Researchers set groundbreaking efficiency record for solar cell technology

A group of scientists at the National University of Singapore (NUS) have achieved a groundbreaking new record in the power conversation efficiency of solar cell technology.  

The researchers at NUS attained this novel breakthrough power conversion efficiency of solar cells comprised of perovskite and organic materials. This sizable technological advancement clears the way for flexible, lightweight, economical and ultra-thin photovoltaic cells which are optimal for fuelling vehicles, boats, blinds and a variety of other applications. 

The team’s results were published in the journal Nature Energy on 20 January 2022 and the research was carried out as part of a partnership with researchers from the University of Hong Kong and the Southern University of Science and Technology. 

Solar cell technology for a green future 

“Technologies for clean and renewable energy are extremely important for carbon reduction. Solar cells that directly convert solar energy into electricity are among the most promising clean energy technologies. High power conversion efficiency of solar cells is critical for generating more electrical power using a limited area and this, in turn, reduces the total cost of generating solar energy,” said lead researcher Presidential Young Professor Hou Yi, who is from the NUS Department of Chemical and Biomolecular Engineering. 

Enhancing power conversion rates 

“The main motivation of this study is to improve the power conversion efficiency of perovskite/organic tandem solar cells. In our latest work, we have demonstrated a power conversion efficiency of 23.6% – this is the best performance for this type of solar cells to date,” explained Dr Chen Wei, Research Fellow at the NUS Department of Chemical and Biomolecular Engineering and the first author of this work. 

This accomplishment represents a massive jump forward from the present power conversion rate of around 20%, which has been recorded by previous studies on perovskite/organic tandem solar cells. 

The new research is close to the power conversion rate of 26.7% of silicon solar cells, which is the leading solar cell technology in the current solar photovoltaic (PV) market. 

Trends in solar technology 

Solar cell technology has attained remarkable development in recent years as it presents a promising sustainable energy source. The consistency, productivity, resilience, and cost of solar cells has a major effect on the commercial potential and large-scale implementation of solar energy projects around the world. 

Currently, the standard cells being used in solar power plants are centred on a single-junction architecture. The practical power conversion efficiency of single-junction solar cells is restricted to approximately 27% in industrial production.  

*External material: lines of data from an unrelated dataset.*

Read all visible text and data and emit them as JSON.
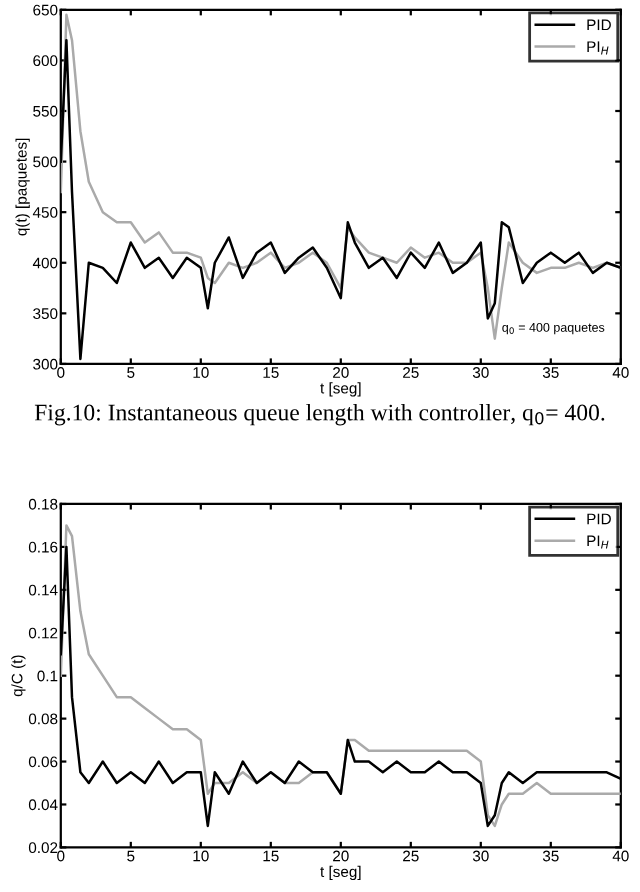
{
  "chart_data": [
    {
      "type": "line",
      "xlabel": "t [seg]",
      "ylabel": "q(t) [paquetes]",
      "xlim": [
        0,
        40
      ],
      "ylim": [
        300,
        650
      ],
      "xticks": [
        0,
        5,
        10,
        15,
        20,
        25,
        30,
        35,
        40
      ],
      "yticks": [
        300,
        350,
        400,
        450,
        500,
        550,
        600,
        650
      ],
      "grid": false,
      "legend": "top right",
      "marker": "none",
      "line_style": "solid",
      "x": [
        0,
        0.4,
        0.8,
        1.4,
        2,
        3,
        4,
        5,
        6,
        7,
        8,
        9,
        10,
        10.5,
        11,
        12,
        13,
        14,
        15,
        16,
        17,
        18,
        19,
        20,
        20.5,
        21,
        22,
        23,
        24,
        25,
        26,
        27,
        28,
        29,
        30,
        30.5,
        31,
        31.5,
        32,
        33,
        34,
        35,
        36,
        37,
        38,
        39,
        40
      ],
      "series": [
        {
          "name": "PID",
          "color": "#000000",
          "values": [
            500,
            620,
            470,
            305,
            400,
            395,
            380,
            420,
            395,
            405,
            385,
            405,
            395,
            355,
            400,
            425,
            385,
            410,
            420,
            390,
            405,
            415,
            395,
            365,
            440,
            420,
            395,
            405,
            385,
            410,
            395,
            420,
            390,
            400,
            420,
            345,
            360,
            440,
            435,
            380,
            400,
            410,
            400,
            410,
            390,
            400,
            395
          ]
        },
        {
          "name": "PI$_{H}$",
          "color": "#aaaaaa",
          "values": [
            470,
            645,
            620,
            530,
            480,
            450,
            440,
            440,
            420,
            430,
            410,
            410,
            405,
            385,
            380,
            400,
            395,
            400,
            410,
            395,
            400,
            410,
            400,
            375,
            435,
            425,
            410,
            405,
            400,
            415,
            405,
            410,
            400,
            400,
            410,
            375,
            325,
            375,
            420,
            400,
            390,
            395,
            395,
            400,
            395,
            400,
            395
          ]
        }
      ],
      "annotations": [
        {
          "text": "q$_{0}$ = 400 paquetes",
          "x": 31.5,
          "y": 335
        },
        "Fig.10: Instantaneous queue length with controller, q$_{0}$= 400."
      ]
    },
    {
      "type": "line",
      "xlabel": "t [seg]",
      "ylabel": "q/C (t)",
      "xlim": [
        0,
        40
      ],
      "ylim": [
        0.02,
        0.18
      ],
      "xticks": [
        0,
        5,
        10,
        15,
        20,
        25,
        30,
        35,
        40
      ],
      "yticks": [
        0.02,
        0.04,
        0.06,
        0.08,
        0.1,
        0.12,
        0.14,
        0.16,
        0.18
      ],
      "grid": false,
      "legend": "top right",
      "marker": "none",
      "line_style": "solid",
      "x": [
        0,
        0.4,
        0.8,
        1.4,
        2,
        3,
        4,
        5,
        6,
        7,
        8,
        9,
        10,
        10.5,
        11,
        12,
        13,
        14,
        15,
        16,
        17,
        18,
        19,
        20,
        20.5,
        21,
        22,
        23,
        24,
        25,
        26,
        27,
        28,
        29,
        30,
        30.5,
        31,
        31.5,
        32,
        33,
        34,
        35,
        36,
        37,
        38,
        39,
        40
      ],
      "series": [
        {
          "name": "PID",
          "color": "#000000",
          "values": [
            0.11,
            0.16,
            0.09,
            0.055,
            0.05,
            0.06,
            0.05,
            0.055,
            0.05,
            0.06,
            0.05,
            0.055,
            0.055,
            0.03,
            0.055,
            0.045,
            0.06,
            0.05,
            0.055,
            0.05,
            0.06,
            0.055,
            0.055,
            0.045,
            0.07,
            0.06,
            0.06,
            0.055,
            0.06,
            0.055,
            0.055,
            0.06,
            0.055,
            0.055,
            0.05,
            0.03,
            0.035,
            0.05,
            0.055,
            0.05,
            0.055,
            0.055,
            0.055,
            0.055,
            0.055,
            0.055,
            0.052
          ]
        },
        {
          "name": "PI$_{H}$",
          "color": "#aaaaaa",
          "values": [
            0.1,
            0.17,
            0.165,
            0.13,
            0.11,
            0.1,
            0.09,
            0.09,
            0.085,
            0.08,
            0.075,
            0.075,
            0.07,
            0.045,
            0.05,
            0.05,
            0.055,
            0.05,
            0.055,
            0.05,
            0.05,
            0.055,
            0.055,
            0.045,
            0.07,
            0.07,
            0.065,
            0.065,
            0.065,
            0.065,
            0.065,
            0.065,
            0.065,
            0.065,
            0.06,
            0.035,
            0.03,
            0.04,
            0.045,
            0.045,
            0.05,
            0.045,
            0.045,
            0.045,
            0.045,
            0.045,
            0.045
          ]
        }
      ]
    }
  ]
}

In order to push the limits of solar energy manufacturing, innovative solutions are required for solar cells to perform better in power conversion. 

To develop the power conversion efficiency of solar cells to more than 30%, stacks of two or more absorber layers (multi-junction cells) are necessary. Tandem solar cells, which are comprised of two varieties of photovoltaic materials, is a fast-developing area of research. 

The NUS team’s novel discovery paves the way to thin-film tandem solar cells that are light and bendable, which may have a range of applications, including the potential for solar-powered blinds, vehicles, boats and other mobile devices. 

Revolution in efficiency 

A tandem solar cell consists of two or more subcells electrically attached through interconnecting layers (ICLs). The ICL performs a significant role in establishing the performance and duplicability of a device. An efficient ICL must be chemically inert, electrically conductive, and optically transparent. 

While perovskite/organic tandem solar cells are promising for next-generation thin-film photovoltaics, their productivity falls short of other types of tandem solar cells. In order to overcome this technological challenge, Asstistant Professor Hou and his team created an efficient ICL that decreases voltage, optical and electrical losses within the tandem solar cell.  

This advancement substantially enhances the productivity of the perovskite/organic tandem solar cells, achieving a power conversion rate of 23.6%. 

“Our study shows the great potential of perovskite-based tandem solar cells for future commercial application of photovoltaic technology. Building on our new discovery, we hope to further improve the performance of our tandem solar cells and scale up this technology,” concluded Hou.